Die Bistumsleitung will sich ein möglichst genaues Bild machen von den sexuellen Übergriffen, die in den vergangenen 50 Jahren durch die in der Diözese tätigen Seelsorgenden geschehen sind. Dazu sei sie auf die Mithilfe der Opfer angewiesen, die gebeten werden, sich bei den Ansprechpersonen der drei Bistumsregionen zu melden.

Anzeige bei «rechtsgenügendem Verdacht»

Was Anzeigen bei der Polizei betrifft, hält sich der Churer Bischofsrat an die Empfehlung des Fachgremiums der Schweizer Bischofskonferenz «Sexuelle Übergriffe in der Pastoral». Anzeige soll bei einem «rechtsgenügenden Verdacht» erstattet werden; es sei denn, dass Opfer oder dessen Vertreter erhebe Einspruch dagegen.

Eine Strafanzeige soll auf jeden Fall eingereicht werden, «wenn sich die Gefahr von pädophilen Wiederholungstaten nicht auf andere Weise abwenden lässt», wie es weiter hiess.

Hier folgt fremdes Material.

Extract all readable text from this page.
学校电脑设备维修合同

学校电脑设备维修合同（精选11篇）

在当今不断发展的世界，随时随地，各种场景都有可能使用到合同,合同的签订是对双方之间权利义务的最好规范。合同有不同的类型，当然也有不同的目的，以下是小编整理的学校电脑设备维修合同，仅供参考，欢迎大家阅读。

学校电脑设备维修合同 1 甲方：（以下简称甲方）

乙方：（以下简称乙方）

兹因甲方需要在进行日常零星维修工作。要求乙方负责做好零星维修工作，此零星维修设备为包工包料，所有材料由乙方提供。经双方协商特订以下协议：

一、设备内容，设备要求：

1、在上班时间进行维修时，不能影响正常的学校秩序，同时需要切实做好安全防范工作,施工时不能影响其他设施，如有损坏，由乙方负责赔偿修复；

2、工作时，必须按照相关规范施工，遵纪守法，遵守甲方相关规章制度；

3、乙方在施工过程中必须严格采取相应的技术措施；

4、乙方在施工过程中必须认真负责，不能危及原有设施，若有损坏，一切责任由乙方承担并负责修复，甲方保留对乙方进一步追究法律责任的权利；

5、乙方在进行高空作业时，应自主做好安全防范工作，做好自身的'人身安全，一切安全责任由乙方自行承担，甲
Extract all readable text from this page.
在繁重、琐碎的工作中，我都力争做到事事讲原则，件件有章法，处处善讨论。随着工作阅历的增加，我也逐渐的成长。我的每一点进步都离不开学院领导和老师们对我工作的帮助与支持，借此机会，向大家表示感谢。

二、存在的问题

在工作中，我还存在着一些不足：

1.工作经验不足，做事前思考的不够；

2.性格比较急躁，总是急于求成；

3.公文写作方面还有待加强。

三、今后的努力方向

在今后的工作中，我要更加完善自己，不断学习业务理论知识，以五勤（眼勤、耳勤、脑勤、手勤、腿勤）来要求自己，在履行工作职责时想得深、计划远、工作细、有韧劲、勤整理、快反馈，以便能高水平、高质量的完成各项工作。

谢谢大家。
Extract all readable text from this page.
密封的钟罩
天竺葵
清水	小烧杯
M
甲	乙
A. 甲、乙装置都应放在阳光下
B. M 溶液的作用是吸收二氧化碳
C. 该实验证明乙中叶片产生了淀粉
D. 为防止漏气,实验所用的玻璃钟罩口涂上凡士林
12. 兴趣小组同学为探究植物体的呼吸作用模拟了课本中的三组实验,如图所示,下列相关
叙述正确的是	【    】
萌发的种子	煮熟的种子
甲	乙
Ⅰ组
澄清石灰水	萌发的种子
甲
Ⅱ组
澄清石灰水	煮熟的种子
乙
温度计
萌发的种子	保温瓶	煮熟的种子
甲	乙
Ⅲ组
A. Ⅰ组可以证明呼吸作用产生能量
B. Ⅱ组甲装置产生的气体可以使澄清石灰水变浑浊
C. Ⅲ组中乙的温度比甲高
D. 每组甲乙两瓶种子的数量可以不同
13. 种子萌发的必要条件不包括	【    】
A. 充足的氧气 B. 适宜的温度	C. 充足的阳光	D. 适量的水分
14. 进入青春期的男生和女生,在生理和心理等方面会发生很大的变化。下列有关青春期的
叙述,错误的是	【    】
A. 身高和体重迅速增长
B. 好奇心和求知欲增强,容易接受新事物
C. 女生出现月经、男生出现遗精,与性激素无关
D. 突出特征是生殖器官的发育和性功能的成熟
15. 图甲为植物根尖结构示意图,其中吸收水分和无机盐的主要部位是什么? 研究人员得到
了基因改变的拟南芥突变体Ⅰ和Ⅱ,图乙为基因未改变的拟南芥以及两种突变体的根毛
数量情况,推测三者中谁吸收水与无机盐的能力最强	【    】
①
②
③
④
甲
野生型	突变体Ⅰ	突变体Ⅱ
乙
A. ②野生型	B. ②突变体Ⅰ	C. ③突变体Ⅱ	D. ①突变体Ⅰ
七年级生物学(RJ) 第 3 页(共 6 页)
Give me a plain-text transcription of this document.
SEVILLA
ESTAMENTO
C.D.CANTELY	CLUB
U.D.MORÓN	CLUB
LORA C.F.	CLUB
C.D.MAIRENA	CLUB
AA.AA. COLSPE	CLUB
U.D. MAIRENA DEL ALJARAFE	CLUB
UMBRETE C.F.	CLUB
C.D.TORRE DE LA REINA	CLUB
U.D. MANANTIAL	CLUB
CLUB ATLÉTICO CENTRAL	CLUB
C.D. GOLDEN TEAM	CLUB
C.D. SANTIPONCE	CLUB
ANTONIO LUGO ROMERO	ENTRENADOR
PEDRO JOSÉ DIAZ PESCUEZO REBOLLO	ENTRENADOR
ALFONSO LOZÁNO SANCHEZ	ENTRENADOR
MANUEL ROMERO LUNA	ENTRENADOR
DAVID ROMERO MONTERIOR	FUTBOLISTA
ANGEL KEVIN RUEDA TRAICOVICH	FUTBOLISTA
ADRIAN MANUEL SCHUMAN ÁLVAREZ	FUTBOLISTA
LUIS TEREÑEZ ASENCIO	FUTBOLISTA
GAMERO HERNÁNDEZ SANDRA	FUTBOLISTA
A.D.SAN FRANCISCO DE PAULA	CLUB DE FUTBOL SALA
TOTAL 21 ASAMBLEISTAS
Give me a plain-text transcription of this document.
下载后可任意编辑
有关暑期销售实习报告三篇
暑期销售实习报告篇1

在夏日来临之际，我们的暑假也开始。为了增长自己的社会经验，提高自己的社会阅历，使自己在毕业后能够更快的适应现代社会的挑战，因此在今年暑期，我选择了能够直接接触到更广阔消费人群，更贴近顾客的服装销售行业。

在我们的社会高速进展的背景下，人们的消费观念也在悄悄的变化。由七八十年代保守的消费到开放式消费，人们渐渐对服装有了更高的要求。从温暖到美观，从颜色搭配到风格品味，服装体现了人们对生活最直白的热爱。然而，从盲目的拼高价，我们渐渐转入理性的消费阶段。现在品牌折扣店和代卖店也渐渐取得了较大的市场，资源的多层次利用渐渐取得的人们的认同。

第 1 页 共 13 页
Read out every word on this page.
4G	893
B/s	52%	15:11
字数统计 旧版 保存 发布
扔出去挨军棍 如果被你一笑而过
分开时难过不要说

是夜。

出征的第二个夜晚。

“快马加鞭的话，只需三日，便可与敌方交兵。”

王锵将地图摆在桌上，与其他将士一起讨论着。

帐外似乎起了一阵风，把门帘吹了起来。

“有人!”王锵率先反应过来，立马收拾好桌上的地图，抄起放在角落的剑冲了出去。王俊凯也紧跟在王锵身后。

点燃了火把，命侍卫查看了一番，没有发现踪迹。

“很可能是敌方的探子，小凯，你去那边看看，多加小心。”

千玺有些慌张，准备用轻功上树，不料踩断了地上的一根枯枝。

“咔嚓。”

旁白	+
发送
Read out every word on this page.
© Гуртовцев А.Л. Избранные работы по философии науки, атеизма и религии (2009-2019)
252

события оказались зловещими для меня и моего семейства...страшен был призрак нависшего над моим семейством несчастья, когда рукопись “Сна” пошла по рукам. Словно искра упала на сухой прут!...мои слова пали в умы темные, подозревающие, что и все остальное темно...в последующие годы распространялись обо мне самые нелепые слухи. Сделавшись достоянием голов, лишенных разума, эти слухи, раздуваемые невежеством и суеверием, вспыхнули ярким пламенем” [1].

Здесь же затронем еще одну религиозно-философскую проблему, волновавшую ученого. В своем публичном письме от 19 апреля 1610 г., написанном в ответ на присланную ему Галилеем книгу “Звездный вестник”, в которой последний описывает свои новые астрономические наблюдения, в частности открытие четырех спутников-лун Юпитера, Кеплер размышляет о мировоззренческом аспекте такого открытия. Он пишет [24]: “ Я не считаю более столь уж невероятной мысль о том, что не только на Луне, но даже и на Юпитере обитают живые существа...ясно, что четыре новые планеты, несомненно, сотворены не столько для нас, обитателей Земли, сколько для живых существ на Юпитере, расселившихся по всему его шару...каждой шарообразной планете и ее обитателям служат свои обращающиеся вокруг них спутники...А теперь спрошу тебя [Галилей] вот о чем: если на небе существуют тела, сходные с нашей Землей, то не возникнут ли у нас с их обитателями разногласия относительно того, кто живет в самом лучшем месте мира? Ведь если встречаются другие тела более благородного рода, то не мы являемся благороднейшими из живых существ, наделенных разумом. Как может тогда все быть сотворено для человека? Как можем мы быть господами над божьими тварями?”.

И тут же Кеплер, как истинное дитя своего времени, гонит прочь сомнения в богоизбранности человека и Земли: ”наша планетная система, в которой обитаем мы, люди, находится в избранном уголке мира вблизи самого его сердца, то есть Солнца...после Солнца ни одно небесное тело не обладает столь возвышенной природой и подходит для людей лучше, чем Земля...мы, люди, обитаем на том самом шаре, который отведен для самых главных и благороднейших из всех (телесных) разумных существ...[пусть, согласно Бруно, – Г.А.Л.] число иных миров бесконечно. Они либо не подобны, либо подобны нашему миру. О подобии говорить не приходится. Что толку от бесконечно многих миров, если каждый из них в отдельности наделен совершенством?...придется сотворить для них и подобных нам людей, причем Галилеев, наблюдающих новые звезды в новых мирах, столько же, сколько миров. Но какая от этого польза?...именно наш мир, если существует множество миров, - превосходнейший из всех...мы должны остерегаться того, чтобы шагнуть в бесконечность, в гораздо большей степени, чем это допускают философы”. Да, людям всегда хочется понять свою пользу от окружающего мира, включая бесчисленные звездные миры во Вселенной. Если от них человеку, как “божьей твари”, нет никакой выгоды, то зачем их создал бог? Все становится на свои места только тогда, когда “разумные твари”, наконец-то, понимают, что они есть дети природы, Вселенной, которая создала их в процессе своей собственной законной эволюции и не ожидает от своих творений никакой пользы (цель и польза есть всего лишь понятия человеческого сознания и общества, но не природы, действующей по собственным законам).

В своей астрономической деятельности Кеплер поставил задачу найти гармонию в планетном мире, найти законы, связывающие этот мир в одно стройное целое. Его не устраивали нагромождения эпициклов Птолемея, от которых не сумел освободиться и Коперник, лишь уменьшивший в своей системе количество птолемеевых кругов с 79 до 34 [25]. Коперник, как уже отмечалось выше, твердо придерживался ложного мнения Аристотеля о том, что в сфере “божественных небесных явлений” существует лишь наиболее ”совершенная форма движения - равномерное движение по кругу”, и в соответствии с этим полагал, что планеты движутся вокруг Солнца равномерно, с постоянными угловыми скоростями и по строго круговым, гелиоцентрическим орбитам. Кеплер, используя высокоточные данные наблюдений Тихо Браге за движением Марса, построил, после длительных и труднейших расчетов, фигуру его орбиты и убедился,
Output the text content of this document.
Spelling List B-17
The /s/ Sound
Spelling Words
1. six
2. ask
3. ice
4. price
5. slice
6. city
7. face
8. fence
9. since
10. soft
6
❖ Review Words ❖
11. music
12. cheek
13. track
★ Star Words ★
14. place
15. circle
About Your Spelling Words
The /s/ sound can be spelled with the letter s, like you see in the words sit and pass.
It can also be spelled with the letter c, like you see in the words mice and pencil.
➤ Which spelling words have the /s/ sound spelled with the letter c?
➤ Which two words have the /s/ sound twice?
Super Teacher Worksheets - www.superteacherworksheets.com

Treffen von Abt und Missbrauchsopfer

Der Abt des Klosters Disentis GR hat sich mit einem ehemaligen Klosterschüler und angeblichen Missbrauchsopfer getroffen. Der frühere Schüler gab an, in den 80-er Jahren Opfer von sexuellen Annäherungsversuchen eines Mönchs geworden zu sein.

Es sei vereinbart worden, weitere Gespräche respektive Abklärungen folgen zu lassen. Das Kloster hatte nach Bekanntwerden des Vorfalls die Polizei informiert, aber keine eigentliche Anzeige erstattet. Ein Verfahren gegen den mutmasslichen Täter, der den Vorwurf bestreitet, wurde nicht eingeleitet.